My friend, Jackie, struggled with identity issues after her daughter, Denay, died suddenly in what was to be a “routine” surgery. Denay was a vibrant, larger-than-life personality–I remember holding her as a toddler in the church nursery, where she was already the center of everyone’s attention! Listen to Jackie’s story, a woman who has felt the loss of her identity of “mother.”
“By the time my daughter, Denay, had turned 13 she had quite a resume. She had ridden in a couple of parades, been in multiple fashion shows, appeared in magazine and newpaper articles, MC’ed school events, starred and soloed in 2 church musicals, hosted golf tournaments and Fill-the-Boot events to raise funds for the Muscular Dystrophy Association, spoke to college students who were learning about children with disabilities, and had been on television many times for the MDA telethon events. She seemed to love the limelight and it loved her. The media told me more than once that she had “cue”, which meant that she was a natural on television.

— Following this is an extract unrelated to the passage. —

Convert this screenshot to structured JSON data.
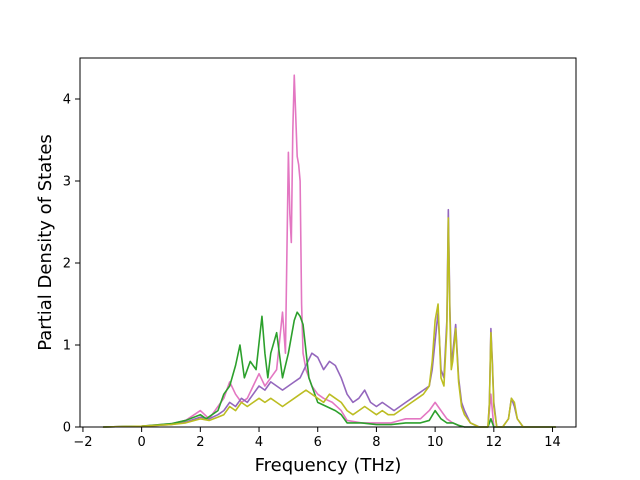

Denay was born with a form of Muscular Dystrophy and was never able to walk. She received her first wheelchair at the age of 3. Being her mother and main caregiver meant bathing her, toileting her, dressing her, putting her to bed and doing anything else that she needed but was unable to do independently. Because she was our only child and required extra care, we developed a close bond. I wanted to show her the world and share this wonderful young lady with everyone. She loved shopping, telling blonde jokes, listening to pop music, and boys and thought that she may have a future in fashion. We were constantly on the go to some event or appointment.
When Denay died I was lost. My main role in life had been to be her mother and care for her. I knew beyond a shadow of a doubt that her care was to be my priority in life and I did my best (most of the time) to give her everything she needed and wanted. All of a sudden I had nothing. I not only was childless, I was jobless. My hands and arms were empty. Who was I now? I had been so proud to walk behind my daughter and just be known as her mom. What was I going to do without her ?
I had so many plans and ideas for her, yet here I was, alone. How did God allow this? I knew that she was with Him but that was not really helping me with my life here on earth without her. I looked to my husband hoping that he could fill this great void and soon discovered how barren our own marriage was. Our daughter had been the glue that held us together. Would we make it through this?
The first Mother’s Day after her death was excruciating. It was an intolerable reminder of what I did not have – a child to call me “ Mom.” The title of Mother had been cruelly stripped from me and I was raw all over again. That is still the most difficult day for me since her death. I have decided to spend part of the day at her graveside, grooming it and polishing the beautiful granite marker with her picture engraved on it.”
How about you? Has your loss brought confusion as to who you really are now? How do we work through the slow pathway of grief and find hope?
Our pastor said a few weeks ago that our activity is not our core identity–even as caregiving mothers. I would venture to say that part of our identity, if we are mothers, is always going to be mother, even if our child is no longer here on earth. But our core identity–who we are–must be anchored in Jesus. It is the foundation to all other labels we wear, and any other activity we do.
I, like Jackie, have had to work through the loss of a child. But I would say that in Jackie’s case, her loss was unique in that Denay was her only child. I’m encouraged that Jackie has many children now, as a school teacher. But the hole in Jackie’s mother’s heart will only be filled again when she sees Denay in heaven. However, Jackie’s identity–who she is at the core–is secure. She is a child of God–a believer in Jesus. That identity will never change–even as she walks slowly along the pathway of grief.